# Visualisation des données

In [4]:
# Importation des libriraires nécessaires
import pandas as pd
from matplotlib import pyplot as plt
import plotly.express as px
from ibmoviesdk import MovieClient, MovieConfig

* 'orm_mode' has been renamed to 'from_attributes'


In [5]:
from pathlib import Path


output_dir = Path("output")
output_dir.mkdir(exist_ok=True)

In [6]:
# Connexion à l'api via ibmoviesdk
config = MovieConfig(movie_base_url="https://data-movie-app-back.onrender.com")
client = MovieClient(config=config)

client.health_check()

MOVIE_API_BASE_URL in MovieConfig init: https://data-movie-app-back.onrender.com


{'message': 'API MovieLens Opérationnelle'}

In [7]:
analytics = client.get_analytics()
analytics

AnalyticsResponse(movie_count=9742, rating_count=100836, tag_count=100836, link_count=9742)

## Top 10 des genres de films les plus populaires

In [8]:
# init du compter de genre
from collections import Counter
import time


genre_couter = Counter()

# param pour le batching
limit = 500
skip = 0

# boucle pour parcourir les films
while True:
    batch = client.list_movies(skip=skip, limit=limit, output_format="dict")
    if not batch:
        break

    # on compte les genres
    for movie in batch:
        genres = movie.get("genres", [])
        genre_list = genres.split("|") if genres else []
        genre_couter.update(genre_list)

    skip += limit

# on convertit le compteur en DataFrame
genre_df = pd.DataFrame(genre_couter.items(), columns=["genre", "count"])
genre_df = genre_df.sort_values(by="count", ascending=False).head(10)


In [9]:
# Bar chart horizontal
fig = px.bar(
    genre_df,
    x="count",
    y="genre",
    orientation="h",
    color="count",
    color_continuous_scale=px.colors.sequential.Plasma,
    title="Top 10 des genres de films les plus populaires",
    labels={"count": "Nombre de films", "genre": "Genre"},
)
fig.update_layout(
    yaxis={"categoryorder": "total ascending"},
    height=500,
)

fig.show()

In [10]:
import json


api_movie_count = analytics.movie_count
print(f"Nombre total de films dans l'API : {api_movie_count}")

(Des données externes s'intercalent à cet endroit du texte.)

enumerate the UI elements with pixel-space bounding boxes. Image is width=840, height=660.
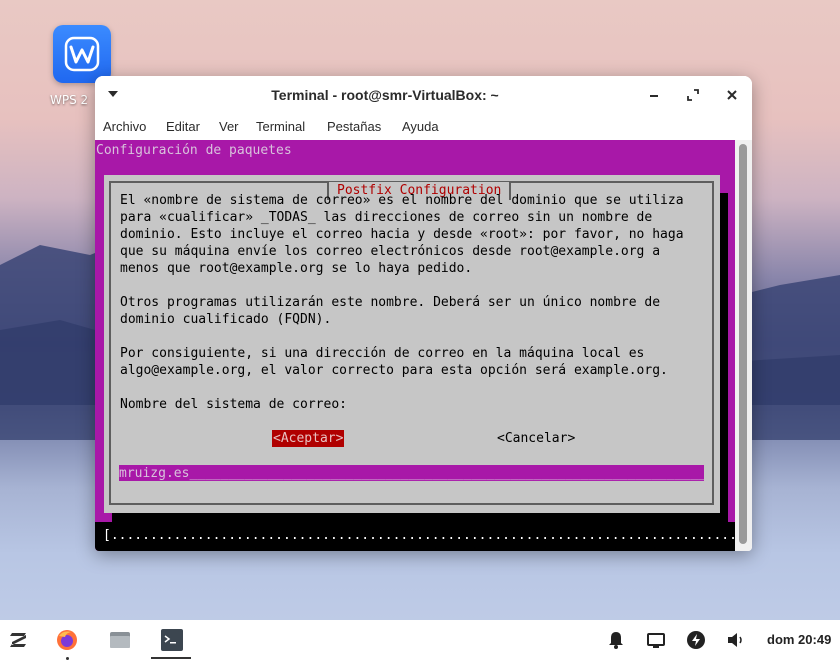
power-icon[interactable] [684, 628, 708, 652]
mail-name-input[interactable]: mruizg.es_______________________________… [119, 465, 704, 481]
volume-icon[interactable] [724, 628, 748, 652]
terminal-icon[interactable] [160, 628, 184, 652]
dialog-line: algo@example.org, el valor correcto para… [120, 363, 668, 378]
dialog-line: dominio cualificado (FQDN). [120, 312, 332, 327]
display-icon[interactable] [644, 628, 668, 652]
menu-bar: Archivo Editar Ver Terminal Pestañas Ayu… [95, 114, 752, 140]
dialog-line: Otros programas utilizarán este nombre. … [120, 295, 661, 310]
menu-ayuda[interactable]: Ayuda [402, 119, 439, 134]
mail-name-value: mruizg.es [119, 466, 190, 481]
active-app-indicator [151, 657, 191, 659]
minimize-icon[interactable] [646, 87, 662, 103]
menu-editar[interactable]: Editar [166, 119, 200, 134]
notifications-icon[interactable] [604, 628, 628, 652]
close-icon[interactable] [724, 87, 740, 103]
menu-archivo[interactable]: Archivo [103, 119, 146, 134]
scrollbar[interactable] [735, 140, 752, 551]
mail-name-prompt: Nombre del sistema de correo: [120, 397, 347, 412]
window-titlebar[interactable]: Terminal - root@smr-VirtualBox: ~ [95, 76, 752, 114]
terminal-area[interactable]: Configuración de paquetes Postfix Config… [95, 140, 735, 551]
menu-terminal[interactable]: Terminal [256, 119, 305, 134]
dialog-text: El «nombre de sistema de correo» es el n… [120, 192, 684, 412]
dialog-line: que su máquina envíe los correo electrón… [120, 244, 661, 259]
scrollbar-thumb[interactable] [739, 144, 747, 544]
clock[interactable]: dom 20:49 [767, 632, 831, 647]
wps-office-icon[interactable] [53, 25, 111, 83]
taskbar: dom 20:49 [0, 620, 840, 660]
terminal-window: Terminal - root@smr-VirtualBox: ~ Archiv… [95, 76, 752, 551]
firefox-icon[interactable] [55, 628, 79, 652]
dialog-line: menos que root@example.org se lo haya pe… [120, 261, 473, 276]
accept-button[interactable]: <Aceptar> [272, 430, 345, 447]
dialog-line: Por consiguiente, si una dirección de co… [120, 346, 645, 361]
files-icon[interactable] [108, 628, 132, 652]
package-config-header: Configuración de paquetes [96, 143, 292, 158]
menu-pestanas[interactable]: Pestañas [327, 119, 381, 134]
postfix-dialog: Postfix Configuration El «nombre de sist… [104, 175, 720, 513]
dialog-line: dominio. Esto incluye el correo hacia y … [120, 227, 684, 242]
dialog-line: para «cualificar» _TODAS_ las direccione… [120, 210, 653, 225]
cancel-button[interactable]: <Cancelar> [497, 430, 575, 447]
progress-bar-text: [.......................................… [103, 528, 735, 543]
maximize-icon[interactable] [685, 87, 701, 103]
window-title: Terminal - root@smr-VirtualBox: ~ [271, 87, 499, 103]
dialog-line: El «nombre de sistema de correo» es el n… [120, 193, 684, 208]
menu-ver[interactable]: Ver [219, 119, 239, 134]
input-fill: ________________________________________… [189, 466, 704, 481]
desktop-icon-label: WPS 2 [50, 93, 89, 107]
zorin-menu-icon[interactable] [7, 628, 31, 652]
progress-strip: [.......................................… [95, 522, 735, 551]
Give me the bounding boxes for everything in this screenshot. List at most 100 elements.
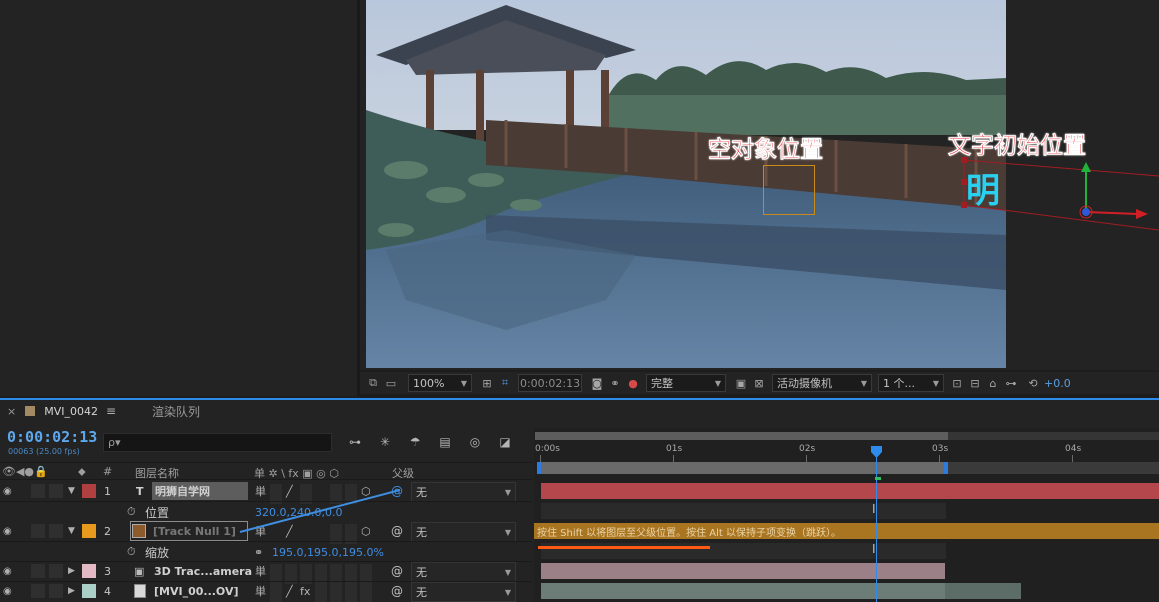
frame-blending-icon[interactable]: ▤	[434, 433, 456, 451]
audio-toggle[interactable]	[31, 524, 45, 538]
parent-select[interactable]: 无 ▼	[411, 522, 516, 542]
ruler-label: 02s	[799, 444, 816, 454]
3d-switch[interactable]	[360, 584, 372, 602]
playhead-handle[interactable]	[871, 446, 882, 458]
frame-blend-switch[interactable]	[330, 584, 342, 602]
ruler-label: 03s	[932, 444, 949, 454]
track-null-outline[interactable]	[763, 165, 815, 215]
layer-name-column[interactable]: 图层名称	[135, 465, 179, 481]
stopwatch-icon[interactable]: ⏱	[127, 502, 136, 522]
transparency-grid-icon[interactable]: ⊠	[750, 374, 768, 392]
motion-blur-switch[interactable]	[345, 584, 357, 602]
visibility-icon[interactable]: ◉	[3, 521, 15, 541]
lock-toggle[interactable]	[49, 484, 63, 498]
pickwhip-icon[interactable]: @	[391, 561, 403, 581]
tab-render-queue[interactable]: 渲染队列	[152, 403, 200, 420]
panel-menu-icon[interactable]: ≡	[106, 404, 116, 418]
tab-comp[interactable]: MVI_0042	[44, 405, 98, 418]
expand-triangle[interactable]: ▼	[68, 481, 75, 501]
expand-triangle[interactable]: ▶	[68, 581, 75, 601]
channel-icon[interactable]: ●	[624, 374, 642, 392]
shy-switch-icon[interactable]: 単	[255, 561, 266, 581]
parent-column: 父级	[392, 467, 414, 480]
fast-preview-icon[interactable]: ⊟	[966, 374, 984, 392]
audio-toggle[interactable]	[31, 584, 45, 598]
graph-editor-icon[interactable]: ◪	[494, 433, 516, 451]
label-color[interactable]	[82, 564, 96, 578]
camera-select[interactable]: 活动摄像机 ▼	[772, 374, 872, 392]
layer-search-input[interactable]: ρ▾	[103, 433, 332, 452]
expand-triangle[interactable]: ▼	[68, 521, 75, 541]
pixel-aspect-icon[interactable]: ⊡	[948, 374, 966, 392]
work-area-bar[interactable]	[537, 462, 948, 474]
layer-row-3[interactable]: ◉ ▶ 3 ▣ 3D Trac...amera 単 @ 无 ▼	[0, 561, 532, 584]
lock-toggle[interactable]	[49, 584, 63, 598]
composition-mini-flowchart-icon[interactable]: ⊶	[344, 433, 366, 451]
shy-switch-icon[interactable]: 単	[255, 581, 266, 601]
time-navigator-range[interactable]	[535, 432, 948, 440]
lock-toggle[interactable]	[49, 524, 63, 538]
draft-3d-icon[interactable]: ✳	[374, 433, 396, 451]
audio-toggle[interactable]	[31, 564, 45, 578]
layer-name[interactable]: 3D Trac...amera	[154, 561, 252, 581]
visibility-icon[interactable]: ◉	[3, 581, 15, 601]
quality-switch-icon[interactable]: ╱	[286, 581, 293, 601]
flowchart-icon[interactable]: ⊶	[1002, 374, 1020, 392]
timeline-icon[interactable]: ⌂	[984, 374, 1002, 392]
layer-bar-4[interactable]	[541, 583, 945, 599]
parent-select[interactable]: 无 ▼	[411, 582, 516, 602]
label-color[interactable]	[82, 484, 96, 498]
shy-icon[interactable]: ☂	[404, 433, 426, 451]
av-features-icon[interactable]: 👁◀●🔒	[2, 465, 48, 478]
collapse-switch[interactable]	[270, 584, 282, 602]
label-column-icon[interactable]: ⬥	[78, 465, 86, 479]
monitor-icon[interactable]: ▭	[382, 374, 400, 392]
layer-name[interactable]: 明狮自学网	[152, 482, 248, 500]
transform-gizmo[interactable]	[950, 150, 1159, 240]
layer-bar-3[interactable]	[541, 563, 945, 579]
viewer-timecode[interactable]: 0:00:02:13	[518, 374, 582, 392]
reset-exposure-icon[interactable]: ⟲	[1024, 374, 1042, 392]
parent-tip-text: 按住 Shift 以将图层至父级位置。按住 Alt 以保持子项变换（跳跃）。	[537, 528, 841, 539]
text-layer-icon: T	[136, 484, 144, 498]
zoom-select[interactable]: 100% ▼	[408, 374, 472, 392]
constrain-proportions-icon[interactable]: ⚭	[254, 542, 263, 562]
expand-triangle[interactable]: ▶	[68, 561, 75, 581]
index-column: #	[103, 465, 113, 478]
visibility-icon[interactable]: ◉	[3, 561, 15, 581]
fit-icon[interactable]: ⊞	[478, 374, 496, 392]
lock-toggle[interactable]	[49, 564, 63, 578]
parent-select[interactable]: 无 ▼	[411, 562, 516, 582]
pickwhip-icon[interactable]: @	[391, 581, 403, 601]
property-row-scale[interactable]: ⏱ 缩放 ⚭ 195.0,195.0,195.0%	[0, 542, 532, 562]
always-preview-icon[interactable]: ⧉	[364, 374, 382, 392]
label-color[interactable]	[82, 524, 96, 538]
layer-bar-1[interactable]	[541, 483, 1159, 499]
show-snapshot-icon[interactable]: ⚭	[606, 374, 624, 392]
layer-index: 3	[104, 564, 111, 578]
effects-switch-icon[interactable]: fx	[300, 581, 310, 601]
close-tab-icon[interactable]: ×	[7, 405, 16, 418]
keyframe-cursor-icon: I	[872, 542, 876, 556]
resolution-select[interactable]: 完整 ▼	[646, 374, 726, 392]
audio-toggle[interactable]	[31, 484, 45, 498]
visibility-icon[interactable]: ◉	[3, 481, 15, 501]
layer-name[interactable]: [MVI_00...OV]	[154, 581, 239, 601]
label-color[interactable]	[82, 584, 96, 598]
exposure-value[interactable]: +0.0	[1044, 374, 1071, 392]
layer-row-4[interactable]: ◉ ▶ 4 [MVI_00...OV] 単 ╱ fx @ 无 ▼	[0, 581, 532, 602]
property-value[interactable]: 195.0,195.0,195.0%	[272, 542, 384, 562]
parent-select[interactable]: 无 ▼	[411, 482, 516, 502]
adjust-switch[interactable]	[315, 584, 327, 602]
playhead-line[interactable]	[876, 446, 877, 602]
snapshot-icon[interactable]: ◙	[588, 374, 606, 392]
composition-frame[interactable]	[366, 0, 1006, 368]
roi-icon[interactable]: ▣	[732, 374, 750, 392]
view-layout-select[interactable]: 1 个... ▼	[878, 374, 944, 392]
motion-blur-icon[interactable]: ◎	[464, 433, 486, 451]
current-time-display[interactable]: 0:00:02:13	[7, 428, 97, 446]
layer-name[interactable]: [Track Null 1]	[130, 521, 248, 541]
timeline-tools: ⊶ ✳ ☂ ▤ ◎ ◪	[344, 433, 516, 451]
region-icon[interactable]: ⌗	[496, 374, 514, 392]
stopwatch-icon[interactable]: ⏱	[127, 542, 136, 562]
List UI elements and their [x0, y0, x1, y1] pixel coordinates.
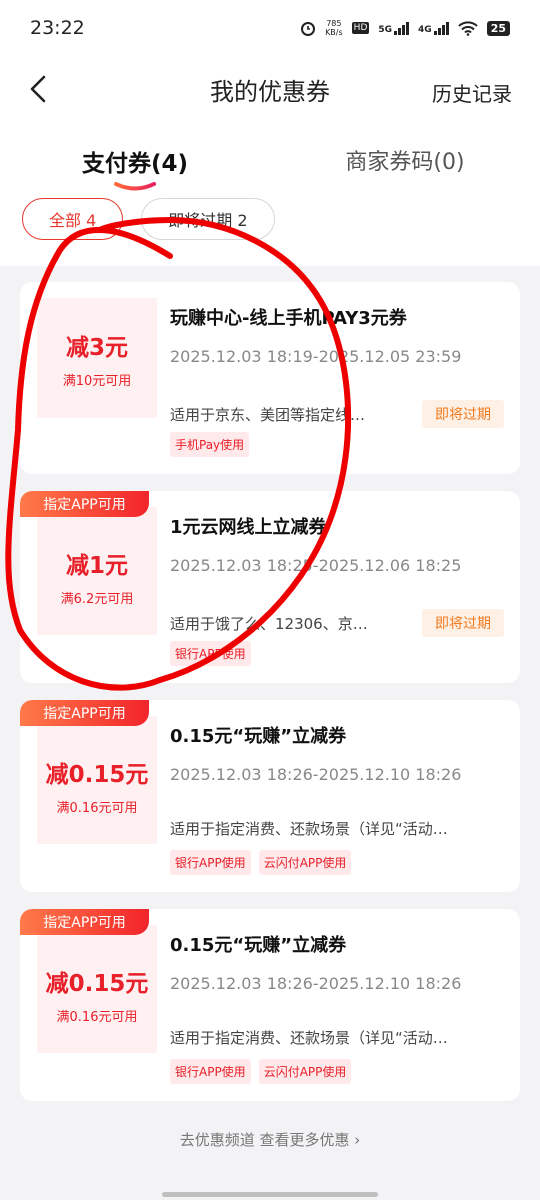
filter-chips: 全部 4 即将过期 2	[0, 194, 540, 266]
coupon-list: 减3元 满10元可用 玩赚中心-线上手机PAY3元券 2025.12.03 18…	[0, 266, 540, 1150]
page-title: 我的优惠券	[210, 77, 330, 106]
coupon-tags: 银行APP使用 云闪付APP使用	[170, 850, 352, 875]
coupon-date: 2025.12.03 18:26-2025.12.10 18:26	[170, 974, 462, 993]
header: 我的优惠券 历史记录	[0, 56, 540, 122]
history-link[interactable]: 历史记录	[432, 78, 512, 107]
coupon-scope-row: 适用于京东、美团等指定线… 即将过期	[170, 400, 504, 428]
signal-4g: 4G	[418, 21, 449, 35]
coupon-scope[interactable]: 适用于京东、美团等指定线…	[170, 404, 365, 425]
coupon-amount: 减3元	[65, 334, 128, 361]
wifi-icon	[457, 20, 478, 36]
coupon-name: 0.15元“玩赚”立减券	[170, 935, 347, 956]
coupon-name: 1元云网线上立减券	[170, 517, 327, 538]
coupon-tag: 银行APP使用	[170, 1059, 251, 1084]
coupon-tag: 银行APP使用	[170, 641, 251, 666]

genre_data_file = output_dir / "genre_df.parquet"
meta_file = output_dir / "meta_data.json"

# Lecture du fichier meta_data s'il existe
if meta_file.exists():
    with open(meta_file, "r") as f:
        meta_data = json.load(f)
    cached_movie_count = meta_data.get("movie_count", 0)
else:
    meta_data = {}
    cached_movie_count = 0

# Décision: si on doit récupérer les données depuis l'API ou utiliser les données mises en cache
if genre_data_file.exists() and cached_movie_count == api_movie_count:
    print("Utilisation des données mises en cache.")
    genre_df = pd.read_parquet(genre_data_file)
else:
    print("Récupération des données depuis l'API.")
    genre_couter = Counter()
    limit = 1000
    skip = 0

    while True:
        batch = client.list_movies(skip=skip, limit=limit, output_format="dict")
        if not batch:
            break

        for movie in batch:
            genres = movie.get("genres", [])
            genre_list = genres.split("|") if genres else []
            genre_couter.update(genre_list)

        skip += limit
        time.sleep(0.5)  # pour éviter de surcharger l'API

        # conversion du compteur en DataFrame
        genre_df = pd.DataFrame(genre_couter.items(), columns=["genre", "count"])
        genre_df = genre_df.sort_values(by="count", ascending=False).head(10)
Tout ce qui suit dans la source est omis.